LONDON. — The Daily and Sunday Telegraph, two of the world’s most iconic newspapers, are back up for sale after an Abu Dhabi-backed bid to take them over collapsed.

The ownership of the papers was set to be transferred to the Gulf-backed RedBird IMI consortium before the British government intervened in January.

Legislation has since been put forward to ban foreign states from owning UK newspapers and news magazines.

The Telegraph and the Spectator magazine were put up for sale last year when they were seized by Lloyds Banking Group from long-time owners the Barclay family, which had failed to pay back a loan of more than £1bn.

Lloyds commenced an auction process, but at the last minute, the Barclay family paid off their debt with money lent by Sheikh Mansour bin Zayed al-Nahyan, and in return, the Barclay family agreed to transfer ownership to the Gulf-backed consortium.

RedBird said on Tuesday that it held £600m of debt in the titles.
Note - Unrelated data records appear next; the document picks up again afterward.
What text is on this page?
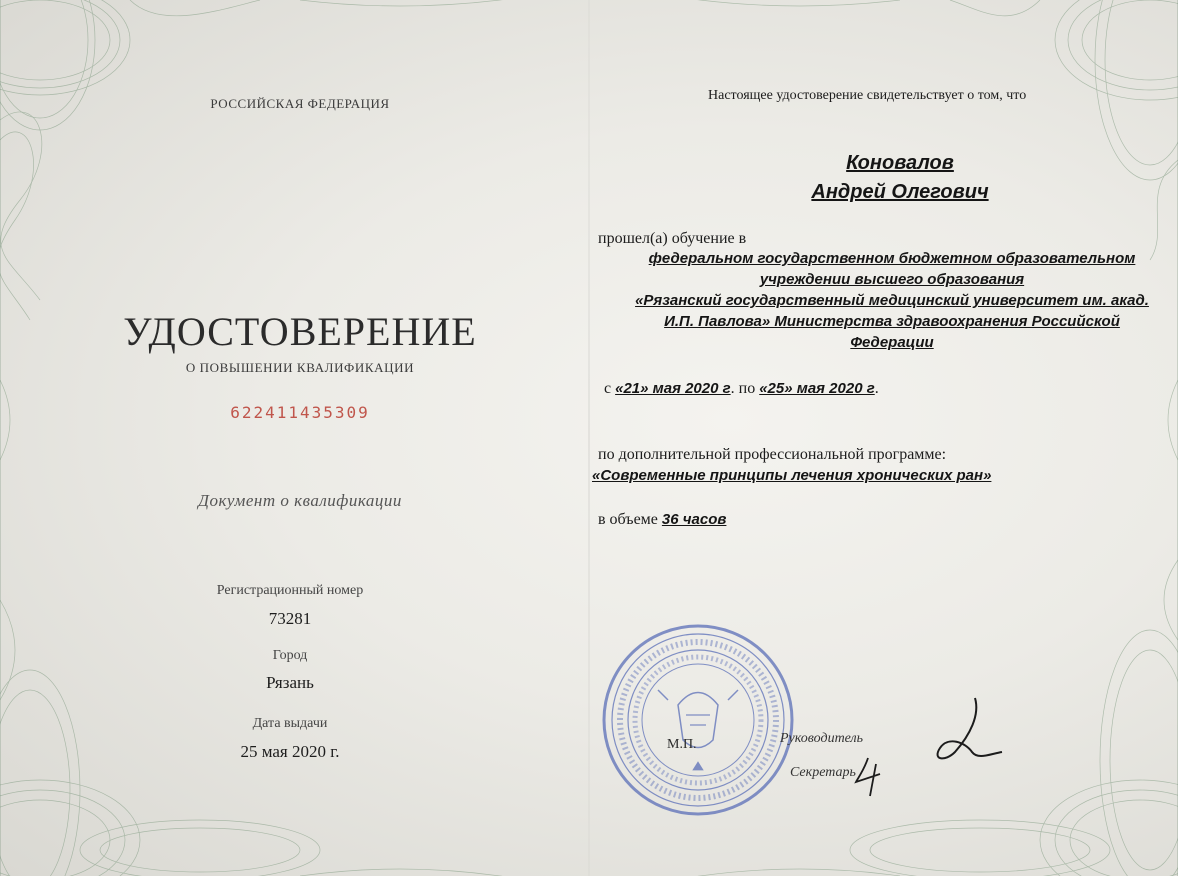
РОССИЙСКАЯ ФЕДЕРАЦИЯ
УДОСТОВЕРЕНИЕ
О ПОВЫШЕНИИ КВАЛИФИКАЦИИ
622411435309
Документ о квалификации
Регистрационный номер
73281
Город
Рязань
Дата выдачи
25 мая 2020 г.
Настоящее удостоверение свидетельствует о том, что
Коновалов
Андрей Олегович
прошел(а) обучение в
федеральном государственном бюджетном образовательном
учреждении высшего образования
«Рязанский государственный медицинский университет им. акад.
И.П. Павлова» Министерства здравоохранения Российской
Федерации
с «21» мая 2020 г. по «25» мая 2020 г.
по дополнительной профессиональной программе:
«Современные принципы лечения хронических ран»
в объеме 36 часов
М.П.	Руководитель
Секретарь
RedBird said it would halt the takeover and put the media firm up for sale.

The investment firm said its plans were “no longer feasible”, adding it would now look to secure the “best value” for the titles, which include the Spectator magazine.

“We have held constructive conversations with the government about ensuring a smooth and orderly sale for both titles,” it said in a statement.

The Abu-Dhabi-backed deal for the Telegraph was largely funded by Sheikh Mansour bin Zayed bin Sultan al-Nahyan, the owner of Manchester City Football Club and vice-president and deputy prime minister of the United Arab Emirates (UAE).

But concerns were raised by MPs and some of the newspaper’s current and former journalists, as well as readers, that the title might fall under control of an authoritarian foreign state.

In January, the government intervened to scrutinise the deal and announced last month that foreign governments would be barred from owning UK newspapers and news magazines.

The government said the legislation would “deliver additional protections for a free press”.

On Tuesday, RedBird said the consortium’s ownership would have seen the “the strongest editorial protections ever put forward for a UK newspaper, along with much-needed investment.”

But it added: “Under the legislation’s definition of foreign power, it will not be possible for RedBird IMI to proceed with its proposed takeover of the Telegraph and Spectator.” — BBC.